Il processo di riconoscimento di una malattia professionale presso l’INAIL è complesso in quanto coinvolge professionalità amministrative, mediche e spesso anche tecniche; esso rende partecipe in maniera rilevante anche il datore di lavoro, normalmente ben di più che nel caso di infortunio.

Prima di tutto, va evidenziato che l’azienda ha sempre l’obbligo di invio della denuncia di malattia professionale al ricorrere delle condizioni di cui all’art. 53 del DPR 1124/65 o qualora l’Istituto la richieda. Essa non può, pertanto, sovrapporre la propria valutazione a quella dell’INAIL, ma deve inviare la denuncia corredandola dei documenti che quest’ultimo richiede.
In particolare, oltre a eventuale documentazione sanitaria, l’INAIL domanda generalmente il documento di valutazione dei rischi per stimare anche se la lavorazione svolta presso l’azienda è tabellata e se, quindi, sussiste la presunzione di eziologia professionale, sempre che sia tabellata anche la malattia e sia stata denunciata entro i termini di indennizzabilità.

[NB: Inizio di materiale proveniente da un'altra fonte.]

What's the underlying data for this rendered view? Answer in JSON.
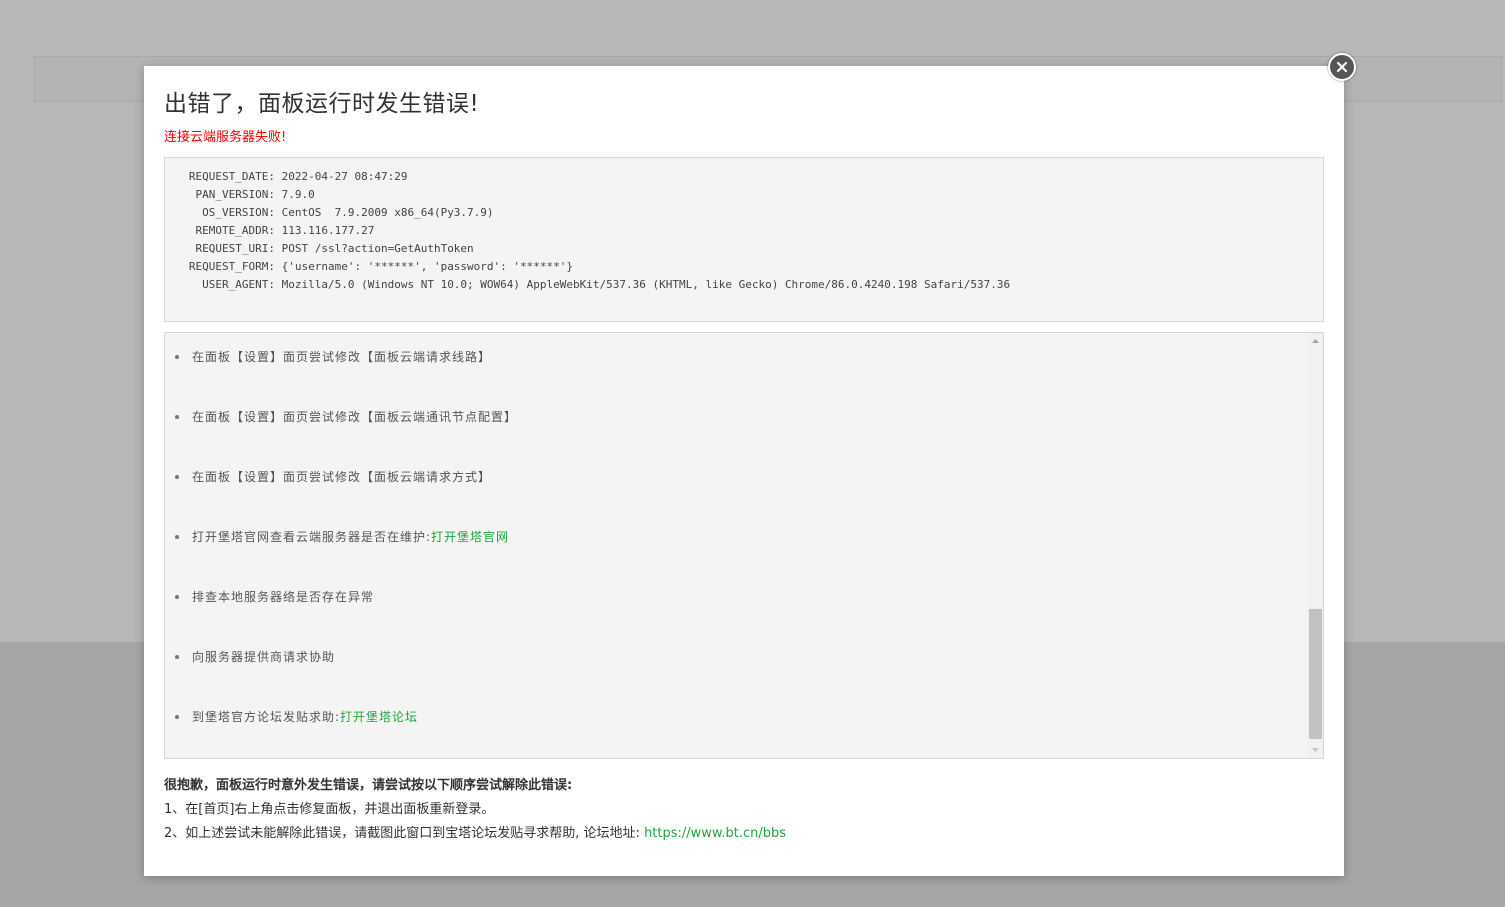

L’invio della documentazione deve essere particolarmente sollecito poiché, ove ciò non avvenga, il rischio è che l’Istituto disponga un accertamento ispettivo atto a recuperare in azienda la documentazione non trasmessa. In tal caso, fra l’altro, il rischio è che la verifica ispettiva, pur originata dalla malattia professionale, si estenda alla classificazione tariffaria ove essa venga ritenuta ictu oculi errata in tutto o in parte.
Nulla vieta che il datore di lavoro trasmetta documentazione ulteriore rispetto a quella richiesta per chiarire meglio la situazione, vieppiù ove egli ritenga che la malattia non abbia carattere professionale o, comunque, non sia stata contratta in azienda.

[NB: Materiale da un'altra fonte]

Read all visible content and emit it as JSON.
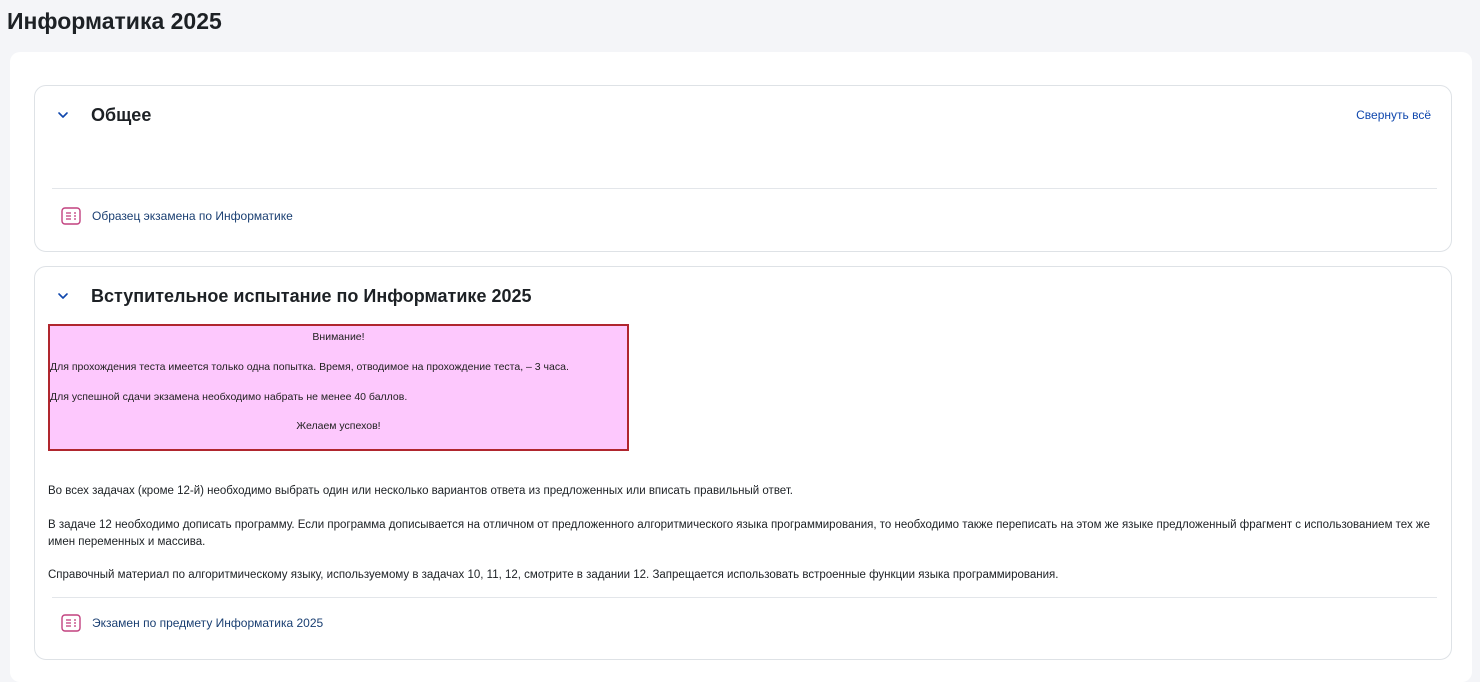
{
  "page_title": "Информатика 2025",
  "collapse_all_label": "Свернуть всё",
  "sections": [
    {
      "title": "Общее",
      "activity": "Образец экзамена по Информатике"
    },
    {
      "title": "Вступительное испытание по Информатике 2025",
      "notice": {
        "heading": "Внимание!",
        "line1": "Для прохождения теста имеется только одна попытка. Время, отводимое на прохождение теста, – 3 часа.",
        "line2": "Для успешной сдачи экзамена необходимо набрать не менее 40 баллов.",
        "closing": "Желаем успехов!"
      },
      "paragraphs": [
        "Во всех задачах (кроме 12-й) необходимо выбрать один или несколько вариантов ответа из предложенных или вписать правильный ответ.",
        "В задаче 12 необходимо дописать программу. Если программа дописывается на отличном от предложенного алгоритмического языка программирования, то необходимо также переписать на этом же языке предложенный фрагмент с использованием тех же имен переменных и массива.",
        "Справочный материал по алгоритмическому языку, используемому в задачах 10, 11, 12, смотрите в задании 12. Запрещается использовать встроенные функции языка программирования."
      ],
      "activity": "Экзамен по предмету Информатика 2025"
    }
  ],
  "icons": {
    "chevron": "chevron-down-icon",
    "activity": "quiz-icon"
  },
  "colors": {
    "notice_bg": "#fdc8fd",
    "notice_border": "#b0262e",
    "quiz_icon": "#c2407f",
    "link": "#0f47ad"
  }
}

Va chiarito che la circostanza per cui la malattia ha origine professionale non significa che la responsabilità di tale evento sia attribuibile al datore di lavoro. Ciò avverrà solo nel caso in cui venga accertato che egli abbia omesso misure di sicurezza e pertanto la causazione dell’evento sia dovuta a una sua specifica responsabilità.
Non va dimenticato, peraltro, che in esito al riconoscimento di una malattia professionale, il medico INAIL trasmette ex art. 365 c.p.p. il referto all’Autorità giudiziaria che potrà, ove ritenga, avviare le opportune indagini.

Un caso particolare di malattia professionale è quello della costrittività organizzativa, ovvero il mobbing.
In tale ipotesi, l’ispezione è assai probabile e tenderà ad acquisire conferma o meno degli elementi già rappresentati all’INAIL dal lavoratore: la documentazione che verrà richiesta non è standardizzabile, differendo da caso a caso.
La trattazione di una costrittività organizzativa da parte dell’Istituto è peculiare e non sfugge peraltro il rilievo che, in tali casi, di norma, vi è anche già pendente un procedimento penale o comunque una controversia civile instaurata dal lavoratore nei confronti del datore di lavoro. In questa ipotesi, l’esito degli accertamenti dell’Istituto assume evidente rilevanza. Anche in detto caso il datore di lavoro, ove ritenga che la patologia non abbia carattere professionale, dovrà attivarsi per fornire all’Istituto tutti gli elementi atti a supportare tale tesi.